None of this served to deter Chalabi’s powerful patrons in the Bush administration. He continued to receive support, playing an important political role immediately after the invasion by making media appearances to inform the American public about how grateful the Iraqis were for their liberation. As resistance to the occupation developed in strength, he called for mass reprisals against the Iraqi people.

Chalabi was rewarded for his services with a seat on the Iraqi Governing Council, holding the rotating presidency in September 2003. He was also given pride of place next to Laura Bush at the president’s state of the union address in January 2004.

Chalabi is currently the senior member of the Governing Council’s economic and finance committee. As Newsweek has noted, in this position the convicted embezzler has overseen “the appointment of the minister of oil, the minister of finance, the central bank governor, the trade minister, the head of the trade bank and the designated managing director of the largest commercial bank in the country”.

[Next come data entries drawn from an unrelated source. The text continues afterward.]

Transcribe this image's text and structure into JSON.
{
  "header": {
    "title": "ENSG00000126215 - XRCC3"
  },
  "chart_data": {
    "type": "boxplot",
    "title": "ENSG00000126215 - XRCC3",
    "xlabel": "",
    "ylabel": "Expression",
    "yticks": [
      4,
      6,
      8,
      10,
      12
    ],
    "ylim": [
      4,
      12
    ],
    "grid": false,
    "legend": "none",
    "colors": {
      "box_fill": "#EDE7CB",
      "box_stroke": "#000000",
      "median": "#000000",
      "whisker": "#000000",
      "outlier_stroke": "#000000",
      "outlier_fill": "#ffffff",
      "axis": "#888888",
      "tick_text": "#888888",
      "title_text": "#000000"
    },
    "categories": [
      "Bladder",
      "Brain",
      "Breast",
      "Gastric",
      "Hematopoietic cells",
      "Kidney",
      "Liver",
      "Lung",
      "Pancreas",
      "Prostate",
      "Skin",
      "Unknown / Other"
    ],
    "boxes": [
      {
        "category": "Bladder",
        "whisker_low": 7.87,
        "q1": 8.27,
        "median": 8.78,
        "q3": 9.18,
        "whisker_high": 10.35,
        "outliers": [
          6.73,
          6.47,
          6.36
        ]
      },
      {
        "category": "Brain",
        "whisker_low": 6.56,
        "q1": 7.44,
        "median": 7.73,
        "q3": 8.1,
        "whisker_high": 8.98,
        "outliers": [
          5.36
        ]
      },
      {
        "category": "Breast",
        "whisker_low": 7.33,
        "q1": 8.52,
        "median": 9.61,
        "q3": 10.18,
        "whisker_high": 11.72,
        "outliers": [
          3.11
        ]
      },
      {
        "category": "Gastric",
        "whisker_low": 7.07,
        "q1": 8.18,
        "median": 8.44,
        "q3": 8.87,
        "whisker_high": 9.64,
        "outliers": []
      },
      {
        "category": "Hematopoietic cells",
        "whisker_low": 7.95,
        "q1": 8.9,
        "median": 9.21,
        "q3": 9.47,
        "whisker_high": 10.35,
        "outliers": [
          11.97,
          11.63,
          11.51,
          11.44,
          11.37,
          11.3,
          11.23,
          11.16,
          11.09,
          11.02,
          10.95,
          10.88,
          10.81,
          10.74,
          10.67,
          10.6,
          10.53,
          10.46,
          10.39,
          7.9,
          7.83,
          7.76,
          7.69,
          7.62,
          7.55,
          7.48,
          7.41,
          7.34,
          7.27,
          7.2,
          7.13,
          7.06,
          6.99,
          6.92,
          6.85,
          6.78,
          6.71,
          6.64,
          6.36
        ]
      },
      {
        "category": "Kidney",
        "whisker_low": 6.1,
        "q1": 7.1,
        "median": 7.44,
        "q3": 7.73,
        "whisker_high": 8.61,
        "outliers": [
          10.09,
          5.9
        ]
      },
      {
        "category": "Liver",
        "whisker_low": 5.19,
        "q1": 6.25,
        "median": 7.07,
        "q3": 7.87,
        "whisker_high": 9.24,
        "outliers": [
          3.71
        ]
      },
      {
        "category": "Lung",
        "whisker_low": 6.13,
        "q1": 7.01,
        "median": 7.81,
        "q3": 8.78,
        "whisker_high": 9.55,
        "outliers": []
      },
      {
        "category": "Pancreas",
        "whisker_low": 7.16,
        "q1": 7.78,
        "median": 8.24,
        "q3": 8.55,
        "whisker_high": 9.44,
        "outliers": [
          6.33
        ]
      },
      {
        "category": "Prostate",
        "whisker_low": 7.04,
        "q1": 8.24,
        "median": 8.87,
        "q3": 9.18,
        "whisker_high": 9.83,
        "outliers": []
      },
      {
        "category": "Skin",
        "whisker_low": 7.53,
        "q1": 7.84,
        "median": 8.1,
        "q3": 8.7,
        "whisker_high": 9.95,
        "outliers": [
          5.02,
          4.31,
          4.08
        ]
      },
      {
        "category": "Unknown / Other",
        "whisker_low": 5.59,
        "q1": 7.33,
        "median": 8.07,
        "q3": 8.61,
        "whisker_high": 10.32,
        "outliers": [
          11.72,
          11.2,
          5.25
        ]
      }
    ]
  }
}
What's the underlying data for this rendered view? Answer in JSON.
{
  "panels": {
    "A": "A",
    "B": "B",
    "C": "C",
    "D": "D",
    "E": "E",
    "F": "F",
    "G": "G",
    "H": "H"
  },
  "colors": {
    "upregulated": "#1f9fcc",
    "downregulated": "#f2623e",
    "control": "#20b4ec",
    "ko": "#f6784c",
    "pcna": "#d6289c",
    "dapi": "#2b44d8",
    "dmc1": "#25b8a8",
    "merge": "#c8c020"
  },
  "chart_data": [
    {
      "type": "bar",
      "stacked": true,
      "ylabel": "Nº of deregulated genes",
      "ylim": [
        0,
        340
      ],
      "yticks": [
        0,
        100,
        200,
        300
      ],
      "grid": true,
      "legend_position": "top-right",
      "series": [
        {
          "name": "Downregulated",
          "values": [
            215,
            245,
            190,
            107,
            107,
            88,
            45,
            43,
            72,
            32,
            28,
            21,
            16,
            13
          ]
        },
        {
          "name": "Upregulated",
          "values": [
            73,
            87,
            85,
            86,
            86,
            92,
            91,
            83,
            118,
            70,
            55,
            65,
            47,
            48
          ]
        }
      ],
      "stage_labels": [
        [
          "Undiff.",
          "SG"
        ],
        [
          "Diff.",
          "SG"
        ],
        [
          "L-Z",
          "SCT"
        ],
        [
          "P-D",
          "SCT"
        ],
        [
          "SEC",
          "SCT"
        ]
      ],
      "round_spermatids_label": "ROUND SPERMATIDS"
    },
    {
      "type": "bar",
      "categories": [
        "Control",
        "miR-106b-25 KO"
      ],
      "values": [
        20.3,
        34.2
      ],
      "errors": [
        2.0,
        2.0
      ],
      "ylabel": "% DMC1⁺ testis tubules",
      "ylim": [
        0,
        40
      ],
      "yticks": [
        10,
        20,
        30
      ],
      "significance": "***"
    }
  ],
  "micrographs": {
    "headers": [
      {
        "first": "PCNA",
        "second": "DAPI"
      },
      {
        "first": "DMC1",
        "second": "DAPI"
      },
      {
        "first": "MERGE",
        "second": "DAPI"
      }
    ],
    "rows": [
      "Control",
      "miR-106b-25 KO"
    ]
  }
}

As head of the De-Baathification Commission, Chalabi wields such arbitrary power that even one of his aides described him as a “government within the government”. The Commission has the power to purge alleged Baathists from a wide range of civil service and government posts. Chalabi also controls a massive collection of secret Baathist files and documents.

Not surprisingly, evidence has begun to emerge that Chalabi is, once again, involved in corrupt activity. Two contracts worth a total of $400 million have recently been awarded to a start-up company run by Chalabi’s old friend and business partner, Abdul Huda Farouki. One of the contracts was for securing Iraq’s oil infrastructure. Members of Chalabi’s militia now staff Farouki’s security force, which guards a number of oil installations and pipelines. Newsday cited an “industry source” who claimed that Chalabi received a $2 million kickback for ensuring that his friend won the contract.

Chalabi is widely despised by ordinary Iraqis. He topped the list in a recent opinion poll in which respondents were asked who was the least trusted political figure in Iraq. Viewed as nothing more than a puppet of the Bush administration, Chalabi’s ritual denial of any desire to rule Iraq is regarded as a diplomatic ploy. “George Washington turned [the presidency] down many times,” his chief aide, Francis Brooke, told Business Week. “I wouldn’t be surprised if the Iraqi people prevail on [Chalabi].”

Reports have recently surfaced, however, that Chalabi may be used as a scapegoat for the failure to find any weapons of mass destruction, and could be sidelined after the UN-supervised sham transfer of “sovereignty”, scheduled for June 30. Time has reported that “revelations that the INC provided the Administration with faulty pre-war intelligence have forced even his former Pentagon pals to back away. Says a White House aide: ‘I’m not sure how many friends he has anymore’.”

There are others in the US political establishment who are loath to part with such a long-standing ally.

The Wall Street Journal, for example, has condemned any move to replace Chalabi and other trusted Governing Council members. “It often seems that some US officials have more respect for Iraqis who hate us than those who share our values,” its April 20 editorial stated.

Chalabi’s “shared values” with the Bush administration will see him prosecuted for war crimes against the Iraqi people in any genuinely free and democratic Iraq.